Un petit air de déjà-vu. L'Unef, l'un des principaux syndicats étudiants, est au cœur d'une vive polémique pour avoir organisé des réunions de prise de parole en non-mixité, c'est-à-dire réservées à certaines catégories d'étudiants (femmes, personnes victimes de racisme, etc.). Ce n'est pas la première fois que ce principe choque : en 2017, le festival féministe Nyansapo avait notamment suscité des oppositions car il prévoyait des ateliers réservés aux femmes noires. Pourquoi cette pratique est-elle défendue par certains ? D'où vient-elle ? Est-elle légale ? Franceinfo fait le tour de la question.

Qu'est-ce qu'une réunion non mixte ?

"La non-mixité est le fait, pour des groupes militants, de restreindre certaines de leurs réunions ou certains moments de réunions aux personnes qui partagent un même problème, une même discrimination", explique à franceinfo Julien Talpin, chercheur en sciences politiques, qui a longuement étudié l'émergence du mouvement Black Lives Matter à Los Angeles (Etats-Unis).
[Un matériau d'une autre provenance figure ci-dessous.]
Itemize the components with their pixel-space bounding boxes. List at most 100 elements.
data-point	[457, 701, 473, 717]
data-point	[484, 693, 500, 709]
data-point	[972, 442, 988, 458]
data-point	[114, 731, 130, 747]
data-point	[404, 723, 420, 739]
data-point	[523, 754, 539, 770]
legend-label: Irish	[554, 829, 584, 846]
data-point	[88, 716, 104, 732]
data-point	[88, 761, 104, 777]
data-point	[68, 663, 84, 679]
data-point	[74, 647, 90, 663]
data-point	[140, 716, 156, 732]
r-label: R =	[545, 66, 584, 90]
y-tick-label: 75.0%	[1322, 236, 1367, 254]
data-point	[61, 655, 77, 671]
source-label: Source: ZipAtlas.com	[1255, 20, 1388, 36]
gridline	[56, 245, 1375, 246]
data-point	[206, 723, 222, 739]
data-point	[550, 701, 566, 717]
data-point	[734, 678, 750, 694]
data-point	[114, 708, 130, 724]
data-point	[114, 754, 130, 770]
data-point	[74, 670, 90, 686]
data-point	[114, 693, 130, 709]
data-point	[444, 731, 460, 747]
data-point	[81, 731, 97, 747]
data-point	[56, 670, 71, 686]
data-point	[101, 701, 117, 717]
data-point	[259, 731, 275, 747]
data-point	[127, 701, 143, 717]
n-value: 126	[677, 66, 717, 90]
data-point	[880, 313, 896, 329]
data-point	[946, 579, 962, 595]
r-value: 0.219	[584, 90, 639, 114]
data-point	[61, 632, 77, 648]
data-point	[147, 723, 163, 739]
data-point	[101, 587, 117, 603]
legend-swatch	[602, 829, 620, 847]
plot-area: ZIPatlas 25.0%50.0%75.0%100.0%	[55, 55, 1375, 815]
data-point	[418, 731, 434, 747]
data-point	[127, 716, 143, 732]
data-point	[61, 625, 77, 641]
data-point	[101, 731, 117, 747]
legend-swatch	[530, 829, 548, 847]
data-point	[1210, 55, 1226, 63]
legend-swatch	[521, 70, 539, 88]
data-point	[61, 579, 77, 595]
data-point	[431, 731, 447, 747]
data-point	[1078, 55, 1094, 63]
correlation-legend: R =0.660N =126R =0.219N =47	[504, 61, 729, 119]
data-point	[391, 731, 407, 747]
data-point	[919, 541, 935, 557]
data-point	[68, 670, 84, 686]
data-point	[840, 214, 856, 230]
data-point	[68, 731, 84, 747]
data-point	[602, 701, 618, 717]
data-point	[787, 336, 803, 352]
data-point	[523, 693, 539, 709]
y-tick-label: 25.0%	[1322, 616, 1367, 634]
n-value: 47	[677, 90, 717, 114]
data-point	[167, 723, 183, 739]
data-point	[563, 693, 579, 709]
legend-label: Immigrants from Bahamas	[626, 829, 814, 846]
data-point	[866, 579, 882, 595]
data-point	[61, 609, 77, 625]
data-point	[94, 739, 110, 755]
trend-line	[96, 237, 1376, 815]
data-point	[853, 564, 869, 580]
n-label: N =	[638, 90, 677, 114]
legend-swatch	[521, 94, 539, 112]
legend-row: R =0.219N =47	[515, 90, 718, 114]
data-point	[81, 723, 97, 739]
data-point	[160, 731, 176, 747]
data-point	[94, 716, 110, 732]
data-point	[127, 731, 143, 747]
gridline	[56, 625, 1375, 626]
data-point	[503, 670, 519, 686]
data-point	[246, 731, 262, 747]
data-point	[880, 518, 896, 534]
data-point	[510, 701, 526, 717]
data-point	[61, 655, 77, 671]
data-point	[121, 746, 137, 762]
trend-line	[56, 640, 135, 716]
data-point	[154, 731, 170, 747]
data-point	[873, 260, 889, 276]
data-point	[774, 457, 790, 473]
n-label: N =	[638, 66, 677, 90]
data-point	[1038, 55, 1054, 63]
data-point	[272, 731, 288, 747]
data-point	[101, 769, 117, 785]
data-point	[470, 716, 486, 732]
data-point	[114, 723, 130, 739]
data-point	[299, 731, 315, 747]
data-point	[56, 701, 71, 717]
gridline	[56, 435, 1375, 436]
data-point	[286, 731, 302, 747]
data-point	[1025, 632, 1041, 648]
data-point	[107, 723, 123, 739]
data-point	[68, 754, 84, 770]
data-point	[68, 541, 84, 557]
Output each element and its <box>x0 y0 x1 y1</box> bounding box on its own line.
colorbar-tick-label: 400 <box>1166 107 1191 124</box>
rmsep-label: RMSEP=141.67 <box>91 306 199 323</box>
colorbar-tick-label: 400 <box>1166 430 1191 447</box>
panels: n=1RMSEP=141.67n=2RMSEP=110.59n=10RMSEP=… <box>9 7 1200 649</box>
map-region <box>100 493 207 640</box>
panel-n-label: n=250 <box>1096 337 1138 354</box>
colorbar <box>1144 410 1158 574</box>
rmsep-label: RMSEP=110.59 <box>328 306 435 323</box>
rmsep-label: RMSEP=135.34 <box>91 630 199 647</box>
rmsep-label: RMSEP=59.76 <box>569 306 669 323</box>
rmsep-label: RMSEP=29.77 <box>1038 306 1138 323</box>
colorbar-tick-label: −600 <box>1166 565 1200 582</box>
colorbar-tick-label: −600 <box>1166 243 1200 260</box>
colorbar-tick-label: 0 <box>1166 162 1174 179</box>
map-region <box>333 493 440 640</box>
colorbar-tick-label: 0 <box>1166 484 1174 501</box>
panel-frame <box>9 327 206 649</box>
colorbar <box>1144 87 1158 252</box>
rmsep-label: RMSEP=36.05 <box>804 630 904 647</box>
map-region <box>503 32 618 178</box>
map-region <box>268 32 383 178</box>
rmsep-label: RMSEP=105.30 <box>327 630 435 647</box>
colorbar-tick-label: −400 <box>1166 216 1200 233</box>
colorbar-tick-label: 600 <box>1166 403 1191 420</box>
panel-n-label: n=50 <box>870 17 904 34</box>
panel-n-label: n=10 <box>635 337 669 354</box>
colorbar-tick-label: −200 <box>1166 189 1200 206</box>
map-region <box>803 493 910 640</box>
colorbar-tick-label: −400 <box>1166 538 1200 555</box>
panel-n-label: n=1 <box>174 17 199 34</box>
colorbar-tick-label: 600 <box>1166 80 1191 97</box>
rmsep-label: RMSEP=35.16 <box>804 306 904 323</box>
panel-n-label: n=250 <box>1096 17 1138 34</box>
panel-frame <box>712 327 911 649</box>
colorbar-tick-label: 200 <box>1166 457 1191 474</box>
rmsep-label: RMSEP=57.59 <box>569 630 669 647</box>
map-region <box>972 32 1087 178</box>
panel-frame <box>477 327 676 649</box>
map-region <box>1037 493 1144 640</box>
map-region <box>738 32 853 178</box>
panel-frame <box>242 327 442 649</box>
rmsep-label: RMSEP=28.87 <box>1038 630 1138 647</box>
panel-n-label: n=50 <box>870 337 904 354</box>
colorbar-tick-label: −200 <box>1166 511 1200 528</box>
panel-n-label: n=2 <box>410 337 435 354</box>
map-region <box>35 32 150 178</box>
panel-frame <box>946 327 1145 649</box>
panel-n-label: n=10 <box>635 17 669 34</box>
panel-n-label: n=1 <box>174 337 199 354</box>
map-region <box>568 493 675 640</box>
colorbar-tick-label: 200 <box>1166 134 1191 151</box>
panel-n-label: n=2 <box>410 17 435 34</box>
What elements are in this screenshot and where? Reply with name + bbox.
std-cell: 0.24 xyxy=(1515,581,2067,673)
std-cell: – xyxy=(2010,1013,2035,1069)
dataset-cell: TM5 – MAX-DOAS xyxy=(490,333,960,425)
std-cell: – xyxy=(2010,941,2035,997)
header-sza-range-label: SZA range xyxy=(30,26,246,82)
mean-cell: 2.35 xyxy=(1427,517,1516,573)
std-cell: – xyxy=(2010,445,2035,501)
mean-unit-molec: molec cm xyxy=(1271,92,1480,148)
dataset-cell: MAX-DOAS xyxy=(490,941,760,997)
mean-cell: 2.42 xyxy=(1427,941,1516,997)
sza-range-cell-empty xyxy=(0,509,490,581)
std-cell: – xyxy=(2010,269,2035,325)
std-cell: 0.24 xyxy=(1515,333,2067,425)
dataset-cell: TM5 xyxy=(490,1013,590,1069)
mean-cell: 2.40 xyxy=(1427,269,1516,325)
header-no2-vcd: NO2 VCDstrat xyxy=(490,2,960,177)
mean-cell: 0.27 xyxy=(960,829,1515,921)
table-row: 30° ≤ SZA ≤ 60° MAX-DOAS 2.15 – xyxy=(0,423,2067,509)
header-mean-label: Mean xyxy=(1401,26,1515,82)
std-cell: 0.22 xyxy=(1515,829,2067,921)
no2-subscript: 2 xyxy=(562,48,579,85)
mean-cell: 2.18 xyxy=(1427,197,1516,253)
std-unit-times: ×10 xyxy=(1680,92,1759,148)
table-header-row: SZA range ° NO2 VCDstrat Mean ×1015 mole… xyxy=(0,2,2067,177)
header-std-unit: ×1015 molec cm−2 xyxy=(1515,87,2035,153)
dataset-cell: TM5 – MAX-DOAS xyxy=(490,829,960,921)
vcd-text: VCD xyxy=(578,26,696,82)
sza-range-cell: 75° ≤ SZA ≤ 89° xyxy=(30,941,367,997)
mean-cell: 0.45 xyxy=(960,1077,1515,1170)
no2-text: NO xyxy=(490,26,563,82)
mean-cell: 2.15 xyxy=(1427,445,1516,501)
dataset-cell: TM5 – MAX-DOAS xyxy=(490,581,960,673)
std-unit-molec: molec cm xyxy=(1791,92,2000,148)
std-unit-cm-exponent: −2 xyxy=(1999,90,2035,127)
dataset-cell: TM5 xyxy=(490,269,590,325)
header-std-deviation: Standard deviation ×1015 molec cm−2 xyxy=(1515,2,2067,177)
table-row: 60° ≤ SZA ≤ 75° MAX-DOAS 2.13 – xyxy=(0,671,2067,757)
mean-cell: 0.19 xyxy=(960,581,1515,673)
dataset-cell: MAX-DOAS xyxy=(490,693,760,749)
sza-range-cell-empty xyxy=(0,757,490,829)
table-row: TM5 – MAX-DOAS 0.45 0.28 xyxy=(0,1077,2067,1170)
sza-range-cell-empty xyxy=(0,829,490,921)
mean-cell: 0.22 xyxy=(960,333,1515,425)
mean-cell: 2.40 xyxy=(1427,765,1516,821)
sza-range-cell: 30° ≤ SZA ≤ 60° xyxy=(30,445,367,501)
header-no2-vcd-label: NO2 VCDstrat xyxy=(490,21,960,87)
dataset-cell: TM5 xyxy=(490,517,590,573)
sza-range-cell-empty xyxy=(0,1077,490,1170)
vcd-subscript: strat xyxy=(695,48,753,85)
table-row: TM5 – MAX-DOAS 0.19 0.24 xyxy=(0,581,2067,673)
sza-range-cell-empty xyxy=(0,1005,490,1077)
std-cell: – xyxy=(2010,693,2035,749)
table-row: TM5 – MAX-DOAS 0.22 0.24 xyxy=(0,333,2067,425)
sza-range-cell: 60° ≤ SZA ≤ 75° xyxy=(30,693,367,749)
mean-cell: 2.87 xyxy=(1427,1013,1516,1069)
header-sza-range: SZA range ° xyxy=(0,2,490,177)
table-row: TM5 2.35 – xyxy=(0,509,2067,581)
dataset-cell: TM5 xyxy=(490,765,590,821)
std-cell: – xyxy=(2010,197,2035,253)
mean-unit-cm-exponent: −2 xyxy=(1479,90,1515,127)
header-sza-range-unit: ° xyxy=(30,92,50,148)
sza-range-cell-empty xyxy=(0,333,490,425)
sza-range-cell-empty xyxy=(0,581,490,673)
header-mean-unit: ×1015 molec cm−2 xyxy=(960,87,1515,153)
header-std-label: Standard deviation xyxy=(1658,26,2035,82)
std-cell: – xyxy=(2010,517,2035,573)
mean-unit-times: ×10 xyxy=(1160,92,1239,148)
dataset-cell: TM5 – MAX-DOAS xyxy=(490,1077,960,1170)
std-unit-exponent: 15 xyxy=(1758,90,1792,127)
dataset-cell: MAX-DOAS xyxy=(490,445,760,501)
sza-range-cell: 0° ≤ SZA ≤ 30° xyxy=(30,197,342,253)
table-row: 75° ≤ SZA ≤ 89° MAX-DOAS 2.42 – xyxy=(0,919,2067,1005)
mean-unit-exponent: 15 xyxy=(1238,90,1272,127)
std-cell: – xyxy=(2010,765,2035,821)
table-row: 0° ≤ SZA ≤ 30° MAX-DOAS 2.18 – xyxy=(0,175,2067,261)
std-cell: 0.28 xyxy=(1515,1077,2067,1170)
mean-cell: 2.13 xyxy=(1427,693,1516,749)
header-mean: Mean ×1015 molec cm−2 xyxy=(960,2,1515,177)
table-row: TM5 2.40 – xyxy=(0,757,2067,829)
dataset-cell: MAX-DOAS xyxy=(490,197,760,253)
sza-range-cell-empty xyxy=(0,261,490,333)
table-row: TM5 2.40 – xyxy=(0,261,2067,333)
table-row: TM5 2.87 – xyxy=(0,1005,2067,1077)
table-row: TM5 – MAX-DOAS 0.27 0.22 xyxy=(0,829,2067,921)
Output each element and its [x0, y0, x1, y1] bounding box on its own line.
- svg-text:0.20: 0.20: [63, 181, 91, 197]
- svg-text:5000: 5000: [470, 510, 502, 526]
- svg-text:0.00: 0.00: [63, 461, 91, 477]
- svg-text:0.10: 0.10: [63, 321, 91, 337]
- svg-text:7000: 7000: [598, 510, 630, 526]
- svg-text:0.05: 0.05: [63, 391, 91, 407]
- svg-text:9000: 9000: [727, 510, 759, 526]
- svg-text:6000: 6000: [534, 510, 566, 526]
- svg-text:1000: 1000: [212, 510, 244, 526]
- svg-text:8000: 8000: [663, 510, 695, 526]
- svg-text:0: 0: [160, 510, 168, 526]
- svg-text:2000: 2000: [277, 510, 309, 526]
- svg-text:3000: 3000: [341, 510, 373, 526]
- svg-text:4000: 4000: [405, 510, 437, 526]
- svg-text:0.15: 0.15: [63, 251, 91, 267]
Concrètement, les évènements non mixtes s'apparentent la plupart du temps à "des groupes de parole où les participants échangent en racontant quelle est leur expérience et ce pourquoi ils sont là", décrit Julien Talpin. Outre le militantisme (au sein du mouvement féministe, antiraciste, LGBT, etc.), la non-mixité est aussi utilisée dans le champ médical (entre patients qui partagent le même syndrome ou la même addiction) ou social (par exemple entre populations démunies).